Re: NSCA leaking stale processes for user 'nagios'

Posted: Wed Aug 10, 2016 5:04 pm
by ssax
The latest version stable 2.9.1, you can check your send_nsca version with this:

Code: Select all

/usr/local/nagios/libexec/send_nsca -V
You should be able to compile a new send_nsca from here: (it's version 2.9.2-RC1)

https://github.com/NagiosEnterprises/ns ... a-2-9-2RC1

Re: NSCA leaking stale processes for user 'nagios'

Posted: Wed Aug 10, 2016 5:05 pm
by tgriep
Was it the same host that caused all of the connections to the XI server?

Re: NSCA leaking stale processes for user 'nagios'

Posted: Fri Aug 12, 2016 2:52 pm
by eclypse
ssax wrote:The latest version stable 2.9.1, you can check your send_nsca version with this:

Code: Select all

/usr/local/nagios/libexec/send_nsca -V
You should be able to compile a new send_nsca from here: (it's version 2.9.2-RC1)

https://github.com/NagiosEnterprises/ns ... a-2-9-2RC1

Thanks, I downloaded and compiled the new versions of nsca and send_nsca. I have updated /usr/local/nagios/bin/nsca on my Nagios host with the 2.9.2-RC1 version . The clients I found are still using a fairly old version of send_nsca (2.7.2). Things seem to be working OK so far. I'll look into upgrading the clients if I continue to see issues.

I suspect this entry in the ChangeLog is what may resolve the issue at hand, though I wasn't able to pinpoint the actual piece of code change:

Code: Select all

2.9.x - xx/xx/xxxx
------------------
- Race condition when opening command file (mvela / John Frickson)
tgriep wrote:Was it the same host that caused all of the connections to the XI server?
I'm not quire sure. I have ~11 hosts that are all running the same passive check through their local cronjobs. They all run every 10 minutes.

Re: NSCA leaking stale processes for user 'nagios'

Posted: Mon Aug 15, 2016 10:06 am
by lmiltchev
Things seem to be working OK so far. I'll look into upgrading the clients if I continue to see issues.
Sounds good! Let us know if it is all right to close this thread.

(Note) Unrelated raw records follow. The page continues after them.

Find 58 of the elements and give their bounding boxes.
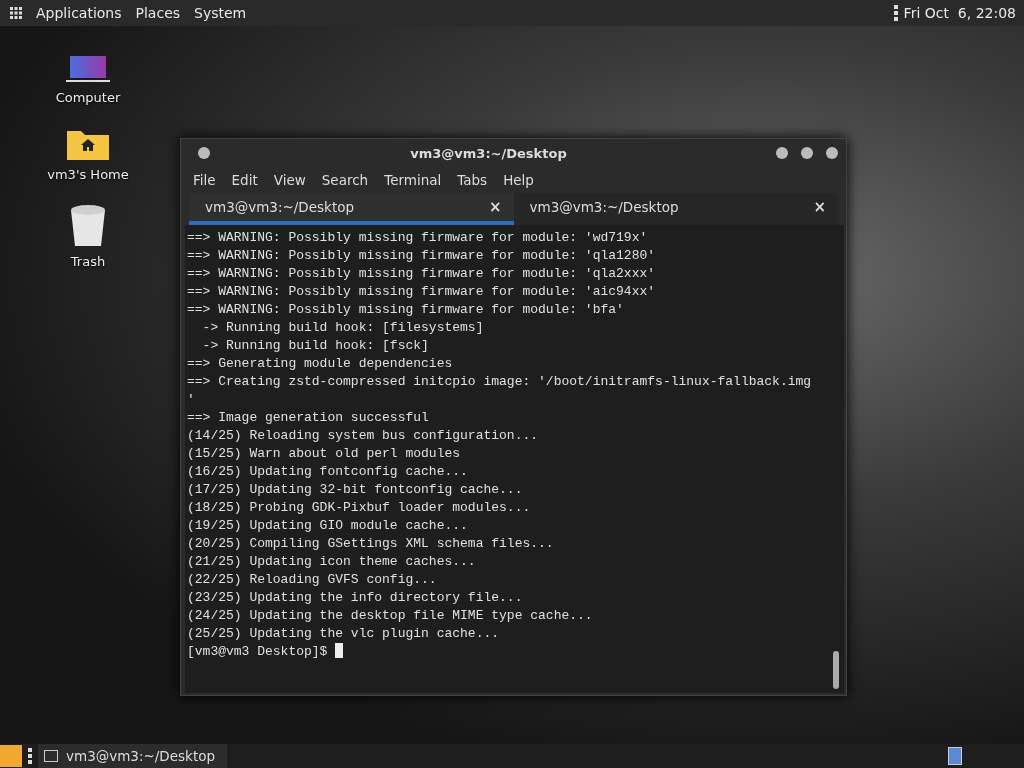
tab-label: vm3@vm3:~/Desktop	[205, 199, 356, 215]
terminal-line: (18/25) Probing GDK-Pixbuf loader modules...	[187, 499, 532, 517]
terminal-line: ==> WARNING: Possibly missing firmware for module: 'qla1280'	[187, 247, 657, 265]
terminal-line: (25/25) Updating the vlc plugin cache...	[187, 625, 501, 643]
scrollbar-thumb[interactable]	[833, 651, 839, 689]
terminal-line: -> Running build hook: [fsck]	[201, 337, 430, 355]
desktop-icon-label[interactable]: Trash	[70, 254, 106, 269]
panel-menu[interactable]: Applications	[36, 5, 122, 21]
terminal-line: ==> Generating module dependencies	[187, 355, 454, 373]
menu-item[interactable]: View	[267, 170, 312, 190]
trash-icon	[69, 204, 107, 248]
clock[interactable]: Fri Oct 6, 22:08	[903, 5, 1016, 21]
desktop-icon-label[interactable]: vm3's Home	[47, 167, 129, 182]
terminal-line: ==> WARNING: Possibly missing firmware for module: 'aic94xx'	[187, 283, 657, 301]
terminal-line: -> Running build hook: [filesystems]	[201, 319, 485, 337]
terminal-line: (24/25) Updating the desktop file MIME type cache...	[187, 607, 594, 625]
terminal-line: (22/25) Reloading GVFS config...	[187, 571, 438, 589]
window-menu-icon[interactable]	[196, 145, 212, 161]
terminal-line: (16/25) Updating fontconfig cache...	[187, 463, 469, 481]
terminal-line: (19/25) Updating GIO module cache...	[187, 517, 469, 535]
close-button[interactable]: ×	[813, 198, 826, 216]
app-grid-icon[interactable]	[10, 7, 22, 19]
terminal-line: (15/25) Warn about old perl modules	[187, 445, 462, 463]
laptop-icon	[66, 54, 110, 84]
menu-item[interactable]: Help	[497, 170, 540, 190]
terminal-tab[interactable]: vm3@vm3:~/Desktop ×	[189, 193, 514, 225]
menu-item[interactable]: Terminal	[378, 170, 448, 190]
menu-item[interactable]: Search	[315, 170, 375, 190]
kebab-menu-icon[interactable]	[893, 5, 898, 21]
window-control-icon[interactable]	[799, 145, 815, 161]
window-title: vm3@vm3:~/Desktop	[409, 145, 568, 161]
kebab-menu-icon[interactable]	[28, 748, 32, 764]
window-control-icon[interactable]	[824, 145, 840, 161]
terminal-line: (17/25) Updating 32-bit fontconfig cache...	[187, 481, 524, 499]
menu-item[interactable]: File	[187, 170, 222, 190]
terminal-line: '	[187, 391, 196, 409]
text-cursor	[335, 643, 344, 658]
terminal-icon	[44, 750, 58, 762]
terminal-tab[interactable]: vm3@vm3:~/Desktop ×	[513, 193, 838, 225]
terminal-line: ==> WARNING: Possibly missing firmware for module: 'wd719x'	[187, 229, 649, 247]
terminal-line: ==> Image generation successful	[187, 409, 430, 427]
shell-prompt: [vm3@vm3 Desktop]$	[187, 644, 328, 659]
desktop-icon-label[interactable]: Computer	[55, 90, 121, 105]
terminal-line: (21/25) Updating icon theme caches...	[187, 553, 477, 571]
terminal-line: (20/25) Compiling GSettings XML schema files...	[187, 535, 555, 553]
window-control-icon[interactable]	[774, 145, 790, 161]
menu-item[interactable]: Tabs	[451, 170, 494, 190]
panel-menu[interactable]: Places	[135, 5, 181, 21]
terminal-line: (14/25) Reloading system bus configuration...	[187, 427, 540, 445]
menu-item[interactable]: Edit	[225, 170, 264, 190]
close-button[interactable]: ×	[488, 198, 502, 216]
terminal-line: ==> Creating zstd-compressed initcpio image: '/boot/initramfs-linux-fallback.img	[187, 373, 813, 391]
terminal-line: ==> WARNING: Possibly missing firmware for module: 'qla2xxx'	[187, 265, 657, 283]
terminal-line: (23/25) Updating the info directory file...	[187, 589, 524, 607]
taskbar-button[interactable]: vm3@vm3:~/Desktop	[38, 744, 228, 768]
tab-label: vm3@vm3:~/Desktop	[529, 199, 680, 215]
terminal-line: ==> WARNING: Possibly missing firmware for module: 'bfa'	[187, 301, 625, 319]
panel-menu[interactable]: System	[194, 5, 247, 21]
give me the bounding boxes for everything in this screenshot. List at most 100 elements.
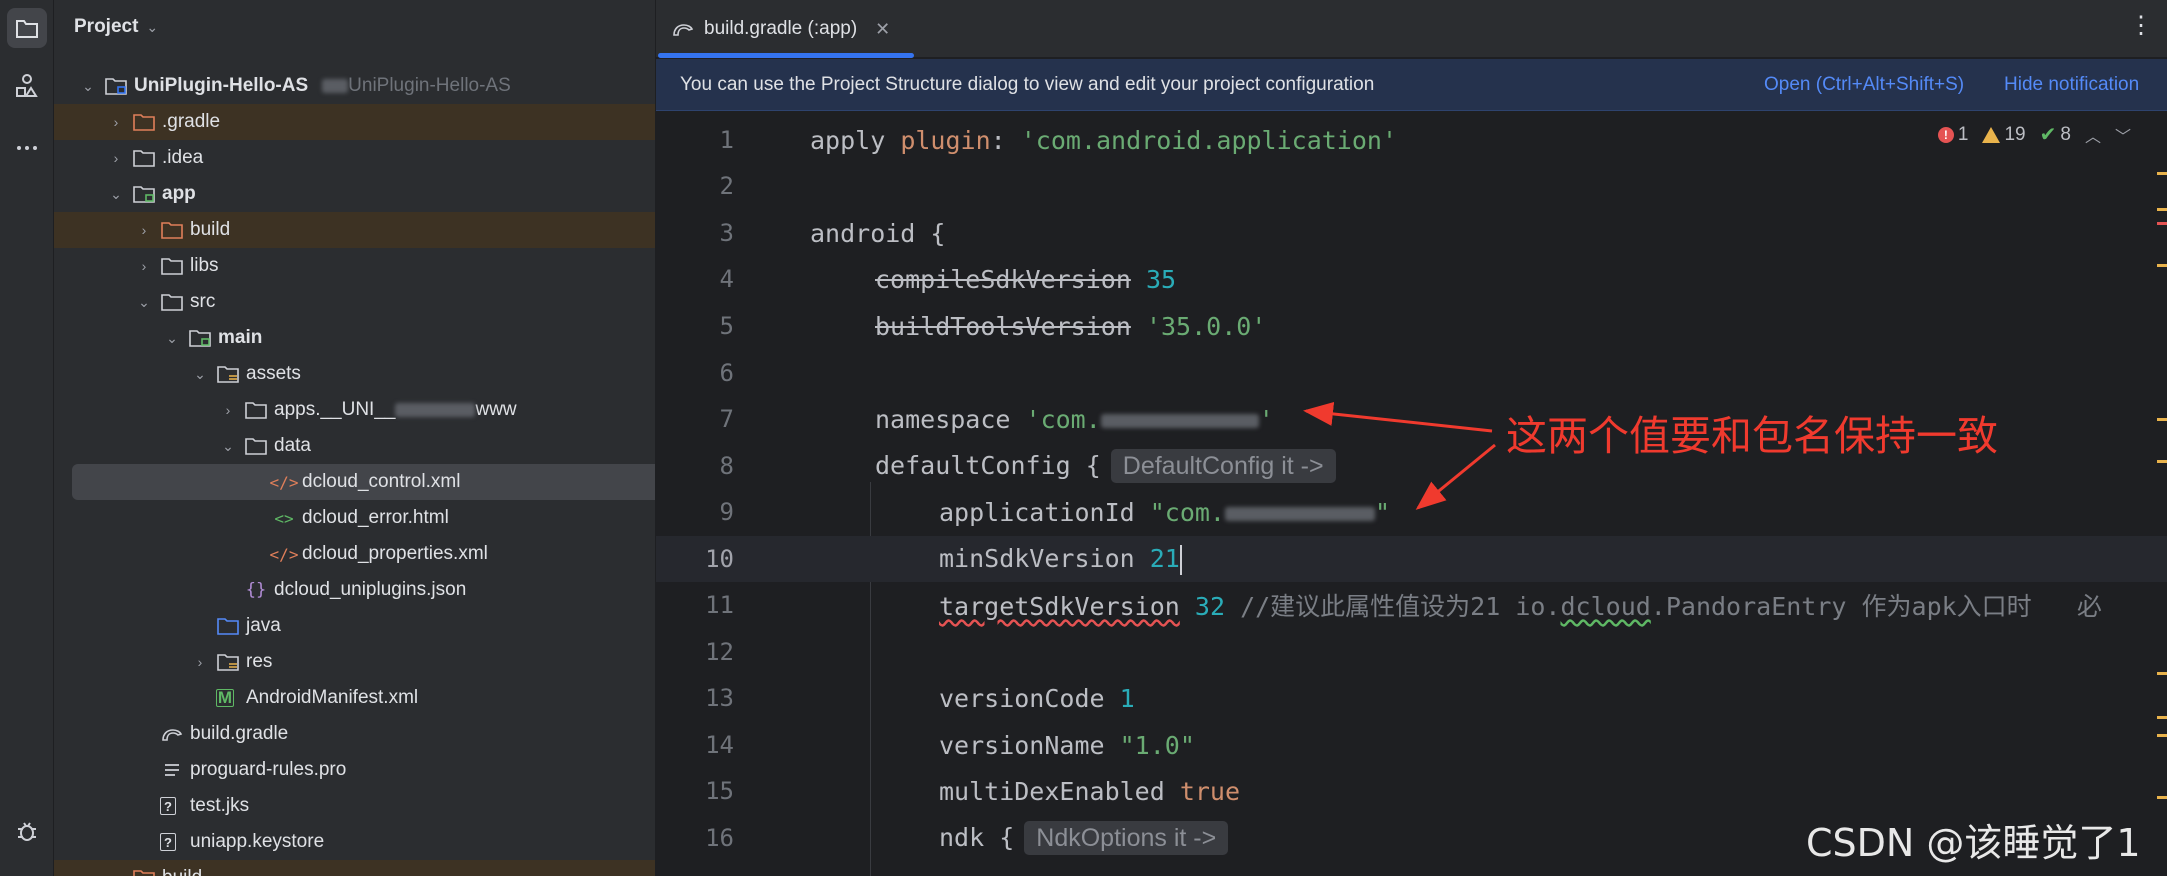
warning-marker[interactable] — [2157, 716, 2167, 719]
tree-item-label: libs — [190, 255, 219, 276]
warning-marker[interactable] — [2157, 734, 2167, 737]
code-line[interactable]: 6 — [656, 350, 2167, 396]
code-line[interactable]: 5 buildToolsVersion '35.0.0' — [656, 303, 2167, 349]
line-number: 8 — [719, 452, 734, 480]
line-number: 11 — [705, 591, 734, 619]
line-number: 7 — [719, 405, 734, 433]
tree-item-src[interactable]: ⌄ src — [54, 284, 655, 320]
code-line-current[interactable]: 10 minSdkVersion 21 — [656, 536, 2167, 582]
tree-item-label: uniapp.keystore — [190, 831, 325, 852]
tree-item-label-tail: www — [475, 399, 517, 420]
error-stripe[interactable] — [2157, 160, 2167, 876]
tree-item-label: app — [162, 183, 196, 204]
warning-marker[interactable] — [2157, 172, 2167, 175]
structure-tool-button[interactable] — [7, 66, 47, 106]
code-line[interactable]: 13 versionCode 1 — [656, 675, 2167, 721]
tree-item-manifest[interactable]: › M AndroidManifest.xml — [54, 680, 655, 716]
tree-item-label: dcloud_uniplugins.json — [274, 579, 467, 600]
tree-item-apps[interactable]: › apps.__UNI__ www — [54, 392, 655, 428]
chevron-down-icon[interactable]: ⌄ — [218, 438, 238, 455]
tree-item-label: java — [246, 615, 281, 636]
tree-item-label: UniPlugin-Hello-AS — [134, 75, 309, 96]
line-number: 2 — [719, 172, 734, 200]
tree-item-res[interactable]: › res — [54, 644, 655, 680]
tree-item-build-root[interactable]: › build — [54, 860, 655, 876]
tree-item-app[interactable]: ⌄ app — [54, 176, 655, 212]
debug-tool-button[interactable] — [7, 811, 47, 851]
more-tools-button[interactable] — [7, 128, 47, 168]
chevron-down-icon[interactable]: ⌄ — [190, 366, 210, 383]
blurred-text — [322, 78, 349, 93]
tree-item-java[interactable]: › java — [54, 608, 655, 644]
chevron-down-icon[interactable]: ⌄ — [162, 330, 182, 347]
code-line[interactable]: 4 compileSdkVersion 35 — [656, 256, 2167, 302]
code-line[interactable]: 12 — [656, 629, 2167, 675]
code-line[interactable]: 1 apply plugin: 'com.android.application… — [656, 117, 2167, 163]
notification-banner: You can use the Project Structure dialog… — [656, 59, 2167, 111]
chevron-right-icon[interactable]: › — [134, 222, 154, 238]
code-line[interactable]: 14 versionName "1.0" — [656, 722, 2167, 768]
line-number: 5 — [719, 312, 734, 340]
chevron-right-icon[interactable]: › — [190, 654, 210, 670]
warning-marker[interactable] — [2157, 208, 2167, 211]
code-line[interactable]: 11 targetSdkVersion 32 //建议此属性值设为21 io.d… — [656, 582, 2167, 628]
tree-item-build[interactable]: › build — [54, 212, 655, 248]
chevron-right-icon[interactable]: › — [106, 150, 126, 166]
tree-item-main[interactable]: ⌄ main — [54, 320, 655, 356]
blurred-text — [1100, 413, 1259, 428]
tree-item-libs[interactable]: › libs — [54, 248, 655, 284]
error-marker[interactable] — [2157, 222, 2167, 225]
resource-folder-icon — [216, 364, 240, 384]
line-number: 10 — [705, 545, 734, 573]
tree-item-dcloud-uniplugins[interactable]: › {} dcloud_uniplugins.json — [54, 572, 655, 608]
code-line[interactable]: 9 applicationId "com. " — [656, 489, 2167, 535]
chevron-right-icon[interactable]: › — [106, 870, 126, 876]
code-line[interactable]: 3 android { — [656, 210, 2167, 256]
tree-item-root[interactable]: ⌄ UniPlugin-Hello-AS UniPlugin-Hello-AS — [54, 68, 655, 104]
tree-item-dcloud-control[interactable]: › </> dcloud_control.xml — [72, 464, 655, 500]
warning-marker[interactable] — [2157, 796, 2167, 799]
unknown-file-icon: ? — [160, 797, 176, 815]
code-editor[interactable]: 1 apply plugin: 'com.android.application… — [656, 112, 2167, 876]
line-number: 14 — [705, 731, 734, 759]
project-tool-button[interactable] — [7, 8, 47, 48]
line-number: 16 — [705, 824, 734, 852]
project-view-selector[interactable]: Project ⌄ — [74, 16, 158, 38]
code-line[interactable]: 15 multiDexEnabled true — [656, 768, 2167, 814]
tree-item-dcloud-error[interactable]: › <> dcloud_error.html — [54, 500, 655, 536]
tab-more-menu-button[interactable]: ⋮ — [2129, 14, 2153, 38]
gradle-file-icon — [673, 24, 694, 36]
chevron-right-icon[interactable]: › — [106, 114, 126, 130]
annotation-text: 这两个值要和包名保持一致 — [1506, 412, 1998, 460]
folder-orange-icon — [132, 112, 156, 132]
tree-item-keystore[interactable]: › ? uniapp.keystore — [54, 824, 655, 860]
tree-item-dcloud-properties[interactable]: › </> dcloud_properties.xml — [54, 536, 655, 572]
tree-item-idea[interactable]: › .idea — [54, 140, 655, 176]
chevron-down-icon[interactable]: ⌄ — [134, 294, 154, 311]
hide-notification-link[interactable]: Hide notification — [2004, 74, 2139, 96]
tree-item-test-jks[interactable]: › ? test.jks — [54, 788, 655, 824]
inlay-hint[interactable]: DefaultConfig it -> — [1110, 449, 1336, 483]
chevron-right-icon[interactable]: › — [134, 258, 154, 274]
tree-item-gradle[interactable]: › .gradle — [54, 104, 655, 140]
blurred-text — [395, 403, 476, 417]
tree-item-build-gradle[interactable]: › build.gradle — [54, 716, 655, 752]
tab-build-gradle[interactable]: build.gradle (:app) ✕ — [658, 0, 914, 58]
warning-marker[interactable] — [2157, 672, 2167, 675]
inlay-hint[interactable]: NdkOptions it -> — [1024, 821, 1229, 855]
code-line[interactable]: 2 — [656, 163, 2167, 209]
warning-marker[interactable] — [2157, 418, 2167, 421]
warning-marker[interactable] — [2157, 264, 2167, 267]
close-icon[interactable]: ✕ — [875, 19, 890, 40]
chevron-down-icon[interactable]: ⌄ — [106, 186, 126, 203]
open-project-structure-link[interactable]: Open (Ctrl+Alt+Shift+S) — [1764, 74, 1964, 96]
tree-item-data[interactable]: ⌄ data — [54, 428, 655, 464]
gradle-file-icon — [160, 724, 184, 744]
chevron-right-icon[interactable]: › — [218, 402, 238, 418]
chevron-down-icon: ⌄ — [146, 18, 159, 35]
warning-marker[interactable] — [2157, 460, 2167, 463]
module-folder-icon — [188, 328, 212, 348]
tree-item-assets[interactable]: ⌄ assets — [54, 356, 655, 392]
tree-item-proguard[interactable]: › proguard-rules.pro — [54, 752, 655, 788]
chevron-down-icon[interactable]: ⌄ — [78, 78, 98, 95]
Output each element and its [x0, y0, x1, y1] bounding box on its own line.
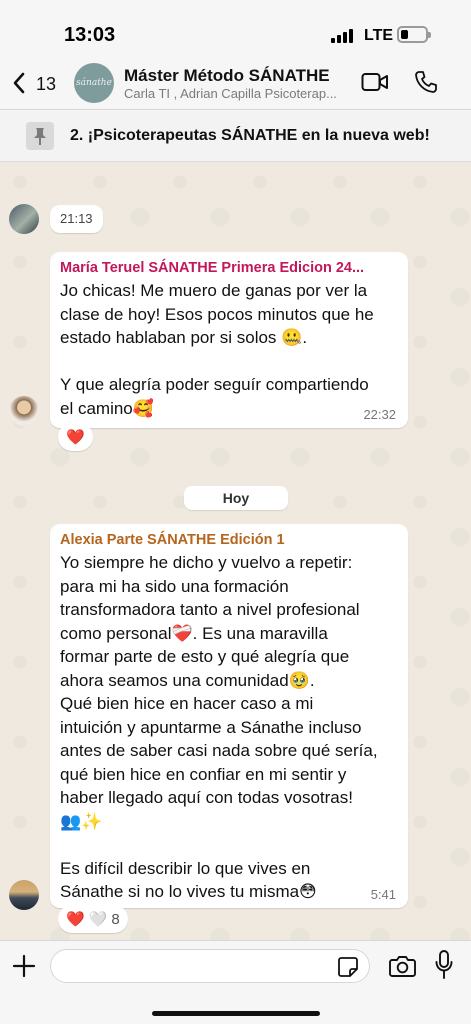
chat-messages[interactable]: 21:13 María Teruel SÁNATHE Primera Edici… [0, 162, 471, 940]
sender-avatar[interactable] [9, 204, 39, 234]
status-time: 13:03 [64, 24, 116, 46]
back-chevron-icon[interactable] [12, 72, 26, 94]
day-separator: Hoy [184, 486, 288, 510]
message-bubble[interactable]: Alexia Parte SÁNATHE Edición 1 Yo siempr… [50, 524, 408, 908]
status-bar: 13:03 LTE [0, 0, 471, 58]
message-bubble[interactable]: María Teruel SÁNATHE Primera Edicion 24.… [50, 252, 408, 428]
message-sender: Alexia Parte SÁNATHE Edición 1 [60, 532, 285, 548]
message-sender: María Teruel SÁNATHE Primera Edicion 24.… [60, 260, 365, 276]
phone-call-icon[interactable] [414, 70, 438, 94]
message-time: 22:32 [363, 407, 396, 422]
pin-icon [26, 122, 54, 150]
pinned-message-text: 2. ¡Psicoterapeutas SÁNATHE en la nueva … [70, 127, 430, 144]
reaction-count: 8 [111, 910, 120, 928]
message-text: Yo siempre he dicho y vuelvo a repetir: … [60, 553, 378, 901]
group-title[interactable]: Máster Método SÁNATHE [124, 66, 330, 86]
message-text: Jo chicas! Me muero de ganas por ver la … [60, 281, 374, 418]
group-avatar[interactable]: sánathe [74, 63, 114, 103]
message-reactions[interactable]: ❤️ 🤍 8 [58, 905, 128, 933]
plus-icon[interactable] [12, 954, 36, 978]
pinned-message-bar[interactable]: 2. ¡Psicoterapeutas SÁNATHE en la nueva … [0, 110, 471, 162]
sender-avatar[interactable] [9, 396, 39, 426]
network-label: LTE [364, 27, 394, 44]
signal-icon [331, 29, 355, 43]
battery-icon [397, 26, 431, 43]
heart-reaction: ❤️ [66, 428, 85, 446]
unread-count[interactable]: 13 [36, 74, 56, 95]
message-bubble[interactable]: 21:13 [50, 205, 103, 233]
heart-reaction: ❤️ [66, 910, 85, 928]
sticker-icon[interactable] [337, 956, 359, 978]
microphone-icon[interactable] [435, 950, 453, 980]
group-members[interactable]: Carla TI , Adrian Capilla Psicoterap... [124, 86, 337, 101]
home-indicator [152, 1011, 320, 1016]
message-reactions[interactable]: ❤️ [58, 423, 93, 451]
message-input[interactable] [50, 949, 370, 983]
camera-icon[interactable] [389, 954, 416, 978]
chat-header: 13 sánathe Máster Método SÁNATHE Carla T… [0, 58, 471, 110]
message-time: 21:13 [60, 211, 93, 226]
avatar-logo-text: sánathe [76, 78, 112, 88]
composer-bar [0, 940, 471, 1024]
message-time: 5:41 [370, 887, 396, 902]
video-call-icon[interactable] [361, 72, 389, 92]
sender-avatar[interactable] [9, 880, 39, 910]
white-heart-reaction: 🤍 [88, 910, 108, 928]
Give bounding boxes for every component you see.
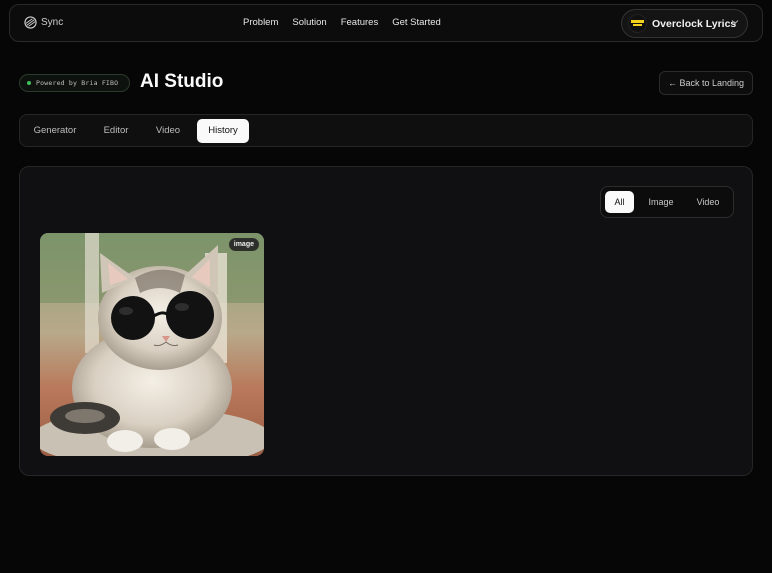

Re: NSCA leaking stale processes for user 'nagios'

Posted: Tue Aug 30, 2016 3:07 pm
by eclypse
Returning from a 2 week vacation and I see we have accumulated >300 nsca processes, so it would appear the problem still persists in the newer version of the nsca daemon.

Code: Select all

# ps -ef | grep nsca | wc -l
312

Re: NSCA leaking stale processes for user 'nagios'

Posted: Wed Aug 31, 2016 12:10 pm
by tgriep
Is it the same remote host keeping the connection open or was it different ones?
Did you upgrade all of the clients as well?